It was crisp weather on an early morning when Ahram Online was invited to Kela headquarters in Helsinki, Finland.
A smiley communication representative, Olga Gassen, expecting a child herself, was quick to introduce the place that is associated with one of Finland’s oldest traditions: the maternity box.
"In Finland, they take pride in a number of qualities, like the renowned Finnish grit, and the idea of equality," she said. "The latter has for a very long time manifested itself in many forms, on top of which comes Finland's maternity package, whose main slogan is to give every citizen an equal start to life."
Gassen explained further: "Every Finnish mother receives a maternity grant before a baby is born; around 60,000 maternity grants are given out each year,“ she said.
A choice is given between a cash grant, or a maternity package in the form of a box that functions as a crib for the baby in the early months, and contains clothing and baby care products.
There are altogether 60 different items in the box. The maternity package is not commercially available. It is available solely as a benefit offered under the Finnish social security system.
The items it contains are sourced through a competitive bidding process complying with EU law.
The story of a box
Gassen narrated the story of how maternity grants were prompted by concerns over declining birth rates and high infant mortality.
Box in the fifties( Finish labor museum)
"The story of the box started as a way to help out mothers with lesser incomes, at a time when a safe and a hygienic bed to put the baby in was not something all Finnish women could afford.
"The box goes back a long time, when the Maternity Grants Act came into effect in 1937, and about two thirds of new mothers received the grant at that time.
"Starting 1949, the benefit was granted to all expectant mothers regardless of the family's level of income,“ Gassen continued.
Gassen explained how the box through the years became a popular family staple, with expectant families of all backgrounds awaiting the announcement of the new design of the box and its contents, and with generations subsequently acknowledging that they belong to the same time phase due to similar outfits they shared from the box contents as infants.
A matter of public health
"The grant served also as a tool of public health forming a bridge between families and the maternity clinic system.
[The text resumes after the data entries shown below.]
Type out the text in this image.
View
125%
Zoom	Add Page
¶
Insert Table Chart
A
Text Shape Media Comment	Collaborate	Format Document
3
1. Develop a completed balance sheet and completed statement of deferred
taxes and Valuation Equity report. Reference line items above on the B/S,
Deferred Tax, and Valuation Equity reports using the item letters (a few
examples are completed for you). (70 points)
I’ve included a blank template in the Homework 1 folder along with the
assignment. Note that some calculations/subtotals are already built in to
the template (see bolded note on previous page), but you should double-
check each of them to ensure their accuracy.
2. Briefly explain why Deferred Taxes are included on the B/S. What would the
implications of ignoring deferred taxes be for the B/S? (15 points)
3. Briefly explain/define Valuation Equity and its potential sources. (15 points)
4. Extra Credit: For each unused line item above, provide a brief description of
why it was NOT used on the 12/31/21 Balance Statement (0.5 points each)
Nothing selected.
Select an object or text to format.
As result maternity and infant health became one of the best worldwide, partly due to the maternity grant and associated health checks," she said
Olga Gassen telling the story of the box( Photo: Ingy Deif for Ahram Online)
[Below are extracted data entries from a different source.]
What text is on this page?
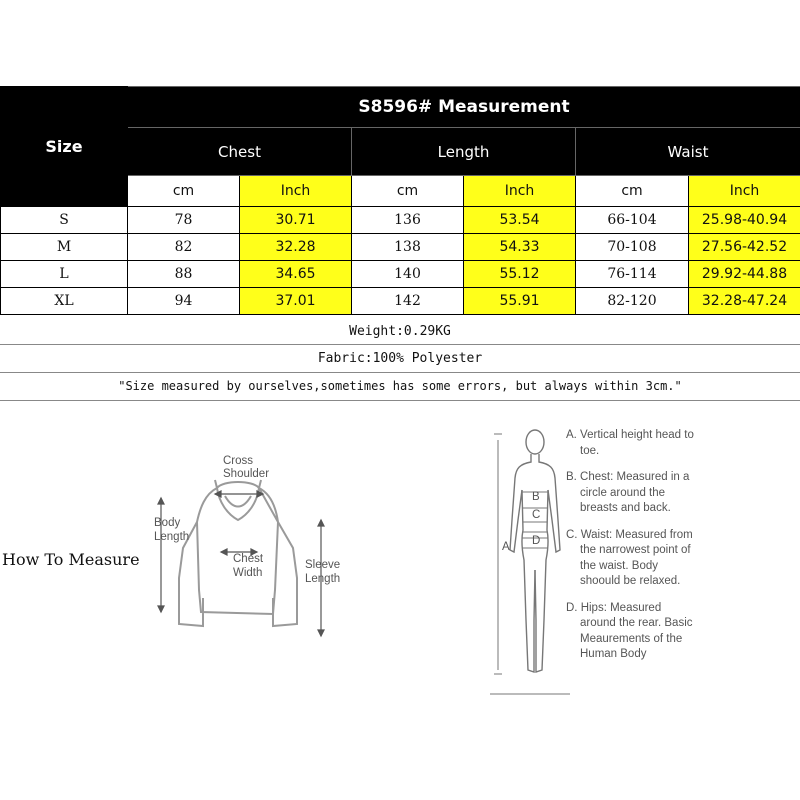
Size	S8596# Measurement					
	Chest		Length		Waist	
	cm	Inch	cm	Inch	cm	Inch
S	78	30.71	136	53.54	66-104	25.98-40.94
M	82	32.28	138	54.33	70-108	27.56-42.52
L	88	34.65	140	55.12	76-114	29.92-44.88
XL	94	37.01	142	55.91	82-120	32.28-47.24
Weight:0.29KG
Fabric:100% Polyester
"Size measured by ourselves,sometimes has some errors, but always within 3cm."
How To Measure
Cross
Shoulder
Body
Length
Chest
Width
Sleeve
Length
A
B
C
D

A. Vertical height head to toe.

B. Chest: Measured in a circle around the breasts and back.

C. Waist: Measured from the narrowest point of the waist. Body shoould be relaxed.

D. Hips: Measured around the rear. Basic Meaurements of the Human Body
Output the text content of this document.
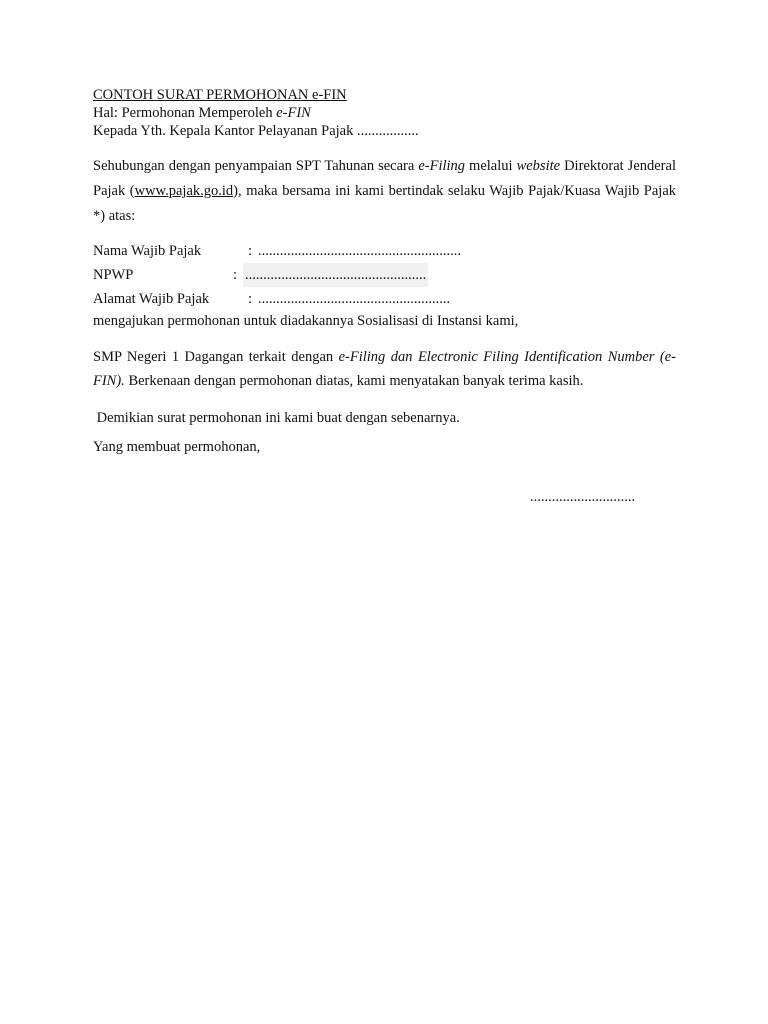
CONTOH SURAT PERMOHONAN e-FIN
Hal: Permohonan Memperoleh e-FIN
Kepada Yth. Kepala Kantor Pelayanan Pajak .................
Sehubungan dengan penyampaian SPT Tahunan secara e-Filing melalui website Direktorat Jenderal Pajak (www.pajak.go.id), maka bersama ini kami bertindak selaku Wajib Pajak/Kuasa Wajib Pajak *) atas:
Nama Wajib Pajak	: ........................................................
NPWP	: ..................................................
Alamat Wajib Pajak	: .....................................................
mengajukan permohonan untuk diadakannya Sosialisasi di Instansi kami,
SMP Negeri 1 Dagangan terkait dengan e-Filing dan Electronic Filing Identification Number (e-FIN). Berkenaan dengan permohonan diatas, kami menyatakan banyak terima kasih.
Demikian surat permohonan ini kami buat dengan sebenarnya.
Yang membuat permohonan,
.............................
Gassen stressed that there are many other facets to the box.
“The box remains faithful to many of its original contents like multipurpose muslin squares which are basically the same since the early years, and in line with a commitment to preserving the environment, cloth nappies were included as of 2006, whereas disposable ones were left out in 2009, reducing the number of the latter ending up in landfill sites by 700,000 a year.
"Not only does the box serve the idea of equality, which is deeply rooted in the country, and connects families with the robust maternity clinic system, it is also a platform for students to compete in design, environmentalists to implement Finland's commitment to being eco-friendly, and experts in education to help introduce into mainstream society ideas that help connect parents with toddlers through some of the contents, like books and stories to share and read.
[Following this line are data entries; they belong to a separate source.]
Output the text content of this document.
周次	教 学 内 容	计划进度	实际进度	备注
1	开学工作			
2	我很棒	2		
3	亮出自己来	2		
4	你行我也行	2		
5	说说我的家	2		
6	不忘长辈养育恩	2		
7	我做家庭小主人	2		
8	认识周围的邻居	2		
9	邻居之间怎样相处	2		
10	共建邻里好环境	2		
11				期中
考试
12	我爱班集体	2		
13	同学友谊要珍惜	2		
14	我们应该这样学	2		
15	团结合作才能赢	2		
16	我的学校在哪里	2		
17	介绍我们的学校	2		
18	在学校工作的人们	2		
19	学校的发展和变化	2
“On top of all benefits mentioned, the idea of the box remains mainly a source of joy to the Fins, and its success prompted other countries like Ireland to implement the same idea recently,” Gassen concluded.
Finland has revamped itself in the last century, and one of its great success stories was in healthcare.
Healthcare in the country of only 5.5 million citizens is state of the art, with leading positions in terms of diagnostics, life expectancy and satisfactory universal quality healthcare.
It is in the Finnish constitution that the state is responsible to promote welfare, health and security, offering universal access to healthcare to all residents.
For several years now, the fabrics included in the maternity package have been in neutral colours, making them suitable for both girls and boys and more easily matched with other colours. Before the mid-1970s, the principal colour was typically white.
The maternity package is updated yearly in response to feedback from parents. While the range of items remains largely the same, the colours and patterns change, and some completely new items are added as well.